Ind. Courts - More on: 7th Circuit rules on State of Wisconsin abortion admitting privileges law

Supplementing this ILB post from Nov. 23rd, see this Slate article by Dahlia Lithwick, subheaded: "These are the greatest quotes from a ruling that slams the state for feigning an interest in women’s health." Some quotes:

The Wisconsin law was passed on Friday, July 5, 2013 and required compliance by the following Monday, July 8—in effect, affording doctors performing abortions one weekend to obtain admitting privileges at hospitals within a 30-mile radius. Planned Parenthood and Affiliated Medical Services filed suit, claiming that the new rule would force Affiliated’s clinic in Milwaukee to shut down altogether because doctors couldn’t get admitting privileges and that the burden on the remaining clinics would be extreme. An injunction kept the law from going into effect, and this past March, after a trial, U.S. District Judge William Conley found the law unconstitutional, writing that the law served no legitimate health interest. The state appealed, arguing that the statute protects the health of women who experience complications from an abortion. This case was argued at the court of appeals in October. Judge Daniel Manion was the lone dissenter, finding that the law genuinely protects women’s health and doesn’t amount to an undue constitutional burden.
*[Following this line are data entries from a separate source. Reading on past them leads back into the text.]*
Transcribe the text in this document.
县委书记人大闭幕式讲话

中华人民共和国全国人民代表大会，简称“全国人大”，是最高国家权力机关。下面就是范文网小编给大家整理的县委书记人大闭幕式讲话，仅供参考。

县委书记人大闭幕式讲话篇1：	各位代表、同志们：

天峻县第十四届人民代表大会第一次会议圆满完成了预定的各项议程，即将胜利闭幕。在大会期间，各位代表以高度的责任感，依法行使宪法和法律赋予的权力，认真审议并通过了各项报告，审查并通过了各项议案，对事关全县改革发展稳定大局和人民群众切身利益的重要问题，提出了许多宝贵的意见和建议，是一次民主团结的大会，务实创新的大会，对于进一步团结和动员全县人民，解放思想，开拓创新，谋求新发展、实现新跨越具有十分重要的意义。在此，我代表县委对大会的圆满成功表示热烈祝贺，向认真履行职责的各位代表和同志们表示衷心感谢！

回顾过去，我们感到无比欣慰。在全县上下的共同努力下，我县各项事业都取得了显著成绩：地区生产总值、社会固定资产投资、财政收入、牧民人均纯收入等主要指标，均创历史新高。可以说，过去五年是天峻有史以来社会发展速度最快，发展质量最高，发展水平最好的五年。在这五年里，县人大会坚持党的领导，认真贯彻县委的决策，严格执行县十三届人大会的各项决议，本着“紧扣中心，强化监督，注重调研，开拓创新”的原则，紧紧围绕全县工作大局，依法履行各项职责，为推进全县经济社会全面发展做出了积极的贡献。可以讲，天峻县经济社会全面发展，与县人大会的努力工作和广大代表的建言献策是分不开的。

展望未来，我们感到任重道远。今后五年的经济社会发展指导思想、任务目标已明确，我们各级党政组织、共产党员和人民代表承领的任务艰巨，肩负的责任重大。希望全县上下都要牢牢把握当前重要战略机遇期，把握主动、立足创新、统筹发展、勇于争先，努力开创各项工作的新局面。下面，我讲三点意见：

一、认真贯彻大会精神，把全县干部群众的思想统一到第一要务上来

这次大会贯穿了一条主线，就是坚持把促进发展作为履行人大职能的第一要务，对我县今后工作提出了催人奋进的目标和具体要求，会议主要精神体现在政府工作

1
As Posner, writing for himself and Judge David Hamilton, points out in this week’s opinion, the two-day limit on getting privileges was telling: “There was no way an abortion doctor, or any other type of doctor for that matter, could obtain admitting privileges so quickly, and there wouldn’t have been a way even if the two days hadn’t been weekend days. As the district court found, it takes a minimum of one to three months to obtain admitting privileges and often much longer.” Posner goes on to note that the practical effects on the state’s four clinics would have been devastating: Two of the state’s four abortion clinics would have shut down, and the third would have halved its capacity.
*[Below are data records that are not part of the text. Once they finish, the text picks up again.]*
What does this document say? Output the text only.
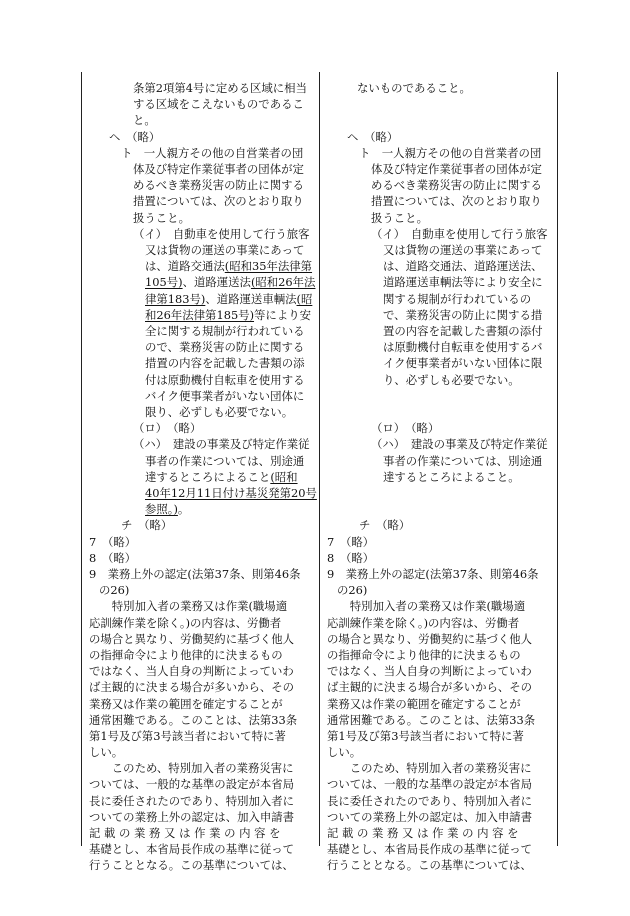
条第2項第4号に定める区域に相当
する区域をこえないものであるこ
と。
ヘ　（略）
ト　一人親方その他の自営業者の団
体及び特定作業従事者の団体が定
めるべき業務災害の防止に関する
措置については、次のとおり取り
扱うこと。
（イ）　自動車を使用して行う旅客
又は貨物の運送の事業にあって
は、道路交通法(昭和35年法律第
105号)、道路運送法(昭和26年法
律第183号)、道路運送車輌法(昭
和26年法律第185号)等により安
全に関する規制が行われている
ので、業務災害の防止に関する
措置の内容を記載した書類の添
付は原動機付自転車を使用する
バイク便事業者がいない団体に
限り、必ずしも必要でない。
（ロ）　（略）
（ハ）　建設の事業及び特定作業従
事者の作業については、別途通
達するところによること(昭和
40年12月11日付け基災発第20号
参照。)。
チ　（略）
7　（略）
8　（略）
9　業務上外の認定(法第37条、則第46条
の26)
　　特別加入者の業務又は作業(職場適
応訓練作業を除く。)の内容は、労働者
の場合と異なり、労働契約に基づく他人
の指揮命令により他律的に決まるもの
ではなく、当人自身の判断によっていわ
ば主観的に決まる場合が多いから、その
業務又は作業の範囲を確定することが
通常困難である。このことは、法第33条
第1号及び第3号該当者において特に著
しい。
　　このため、特別加入者の業務災害に
ついては、一般的な基準の設定が本省局
長に委任されたのであり、特別加入者に
ついての業務上外の認定は、加入申請書
記 載 の 業 務 又 は 作 業 の 内 容 を
基礎とし、本省局長作成の基準に従って
行うこととなる。この基準については、
ないものであること。
ヘ　（略）
ト　一人親方その他の自営業者の団
体及び特定作業従事者の団体が定
めるべき業務災害の防止に関する
措置については、次のとおり取り
扱うこと。
（イ）　自動車を使用して行う旅客
又は貨物の運送の事業にあって
は、道路交通法、道路運送法、
道路運送車輌法等により安全に
関する規制が行われているの
で、業務災害の防止に関する措
置の内容を記載した書類の添付
は原動機付自転車を使用するバ
イク便事業者がいない団体に限
り、必ずしも必要でない。
（ロ）　（略）
（ハ）　建設の事業及び特定作業従
事者の作業については、別途通
達するところによること。
チ　（略）
7　（略）
8　（略）
9　業務上外の認定(法第37条、則第46条
の26)
　　特別加入者の業務又は作業(職場適
応訓練作業を除く。)の内容は、労働者
の場合と異なり、労働契約に基づく他人
の指揮命令により他律的に決まるもの
ではなく、当人自身の判断によっていわ
ば主観的に決まる場合が多いから、その
業務又は作業の範囲を確定することが
通常困難である。このことは、法第33条
第1号及び第3号該当者において特に著
しい。
　　このため、特別加入者の業務災害に
ついては、一般的な基準の設定が本省局
長に委任されたのであり、特別加入者に
ついての業務上外の認定は、加入申請書
記 載 の 業 務 又 は 作 業 の 内 容 を
基礎とし、本省局長作成の基準に従って
行うこととなる。この基準については、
Posner then contends that the onerous two-day deadline to obtain admitting privileges suggests the state’s true motive, which “is difficult to explain save as a method of preventing abortions that women have a constitutional right to obtain. The state tells us that ‘there is no evidence the [Wisconsin] Legislature knew AMS physicians would be unable to comply with the Act.’ That insults the legislators’ intelligence. How could they have thought that an abortion doctor, or any doctor for that matter, could obtain admitting privileges in so short a time as allowed?”

Gotta love this:
Finally, because he can, Posner pretty much just pantses the judges on the 5th U.S. Circuit Court of Appeals and others who argue that the real intent of this admitting privileges law is to protect women...
The Slate article also links to this useful survey of state policies prepared by the Guttmacher Institute.